My father couldn't swallow. There I was, in a Florida hospital room, alone with an 87-year-old father who couldn't swallow. I am the oldest sibling of five. Our mother had died four years earlier, but our father stayed on in their little ranch house. He had hung a hand-scrawled sign on the front door—“Hard of hearing. Come on in!”—which I begged him to take down, considering there had been burglaries nearby. He continued to drive to church despite experiencing mini-strokes. I called him every night during those years. He'd say things like, “I'm standing at the kitchen counter, but my legs won't support me.” I wanted to help him, but I lived several states away.
He had worked two jobs most of his life, yet he still found time to teach me things like how to replace a generator in a 1956 Pontiac station wagon in the dead of winter.
But now, I sat at his hospital bedside. He had been admitted for pneumonia and worsening heart failure, and then had a transient ischemic attack (TIA) in the midst of it. It was a no-win situation: the treatment for one disease would exacerbate the other. Then, the swallowing problem developed. Nothing was to be done—except place a feeding tube.
Hoping he would understand through the haze of illness, I told him that his only option for getting out of the hospital was a feeding tube. “Not afraid to die,” he said. But my siblings believed that the TIA was affecting his ability to reason and thought he should reconsider. “Why are you against a feeding tube?” they asked when I phoned each of them.
There we were; just the two of us. Instead of leaning over the Pontiac on a wintry day, cussing up a storm, replacing a broken part, he lay quietly. And this broken part, his ability to swallow, couldn't be fixed. He had supported me unquestioningly during the most difficult days of my life. Should I now support him unquestioningly by doing something that my brothers and sister weren't so sure about? Should I take him at his word? I thought about the way he taught me to use a double-headed axe, how to change a tire, how he had trusted me to solder copper pipes in our house when the heating system failed while he was away at work.

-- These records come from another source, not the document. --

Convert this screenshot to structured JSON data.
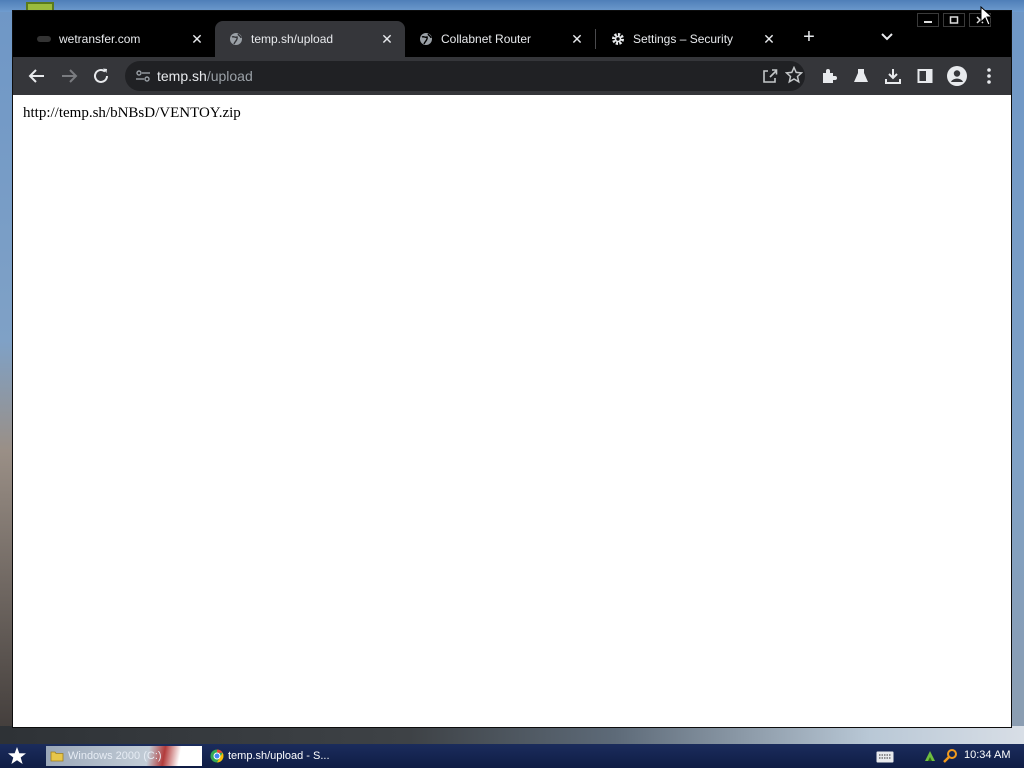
{
  "window": {
    "tabs": [
      {
        "title": "wetransfer.com",
        "favicon": "wetransfer-icon",
        "active": false
      },
      {
        "title": "temp.sh/upload",
        "favicon": "globe-icon",
        "active": true
      },
      {
        "title": "Collabnet Router",
        "favicon": "globe-icon",
        "active": false
      },
      {
        "title": "Settings – Security",
        "favicon": "gear-icon",
        "active": false
      }
    ],
    "new_tab_symbol": "+",
    "close_symbol": "✕"
  },
  "toolbar": {
    "url_host": "temp.sh",
    "url_path": "/upload"
  },
  "page": {
    "text": "http://temp.sh/bNBsD/VENTOY.zip"
  },
  "taskbar": {
    "items": [
      {
        "label": "Windows 2000 (C:)",
        "icon": "folder-icon"
      },
      {
        "label": "temp.sh/upload - S...",
        "icon": "chrome-icon"
      }
    ],
    "clock": "10:34 AM"
  },
  "colors": {
    "tabstrip": "#000000",
    "toolbar": "#35363a",
    "omnibox": "#202124",
    "taskbar": "#0f1d45"
  }
}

He had always trusted me. I didn't have to think twice about that.
I signed the order declining a feeding tube.—Terry Lee
As a palliative care specialist, I often discuss dysphagia at the end of life with patients and families. Many families feel deeply driven to provide their loved ones sustenance, even when clinicians advise that a feeding tube will not benefit them. It may be hard for patients to accept the limited benefits of artificial feeding. Multiple studies have shown that feeding tubes do not extend a dying patient's longevity at the end of life. When my stepfather faced this decision with his siblings, he considered his father's expressed wishes in the context of the trust that was the bedrock of their relationship. I often reflect on his experience—what a gift it is to make caring, difficult choices on behalf of loved ones at the end of life.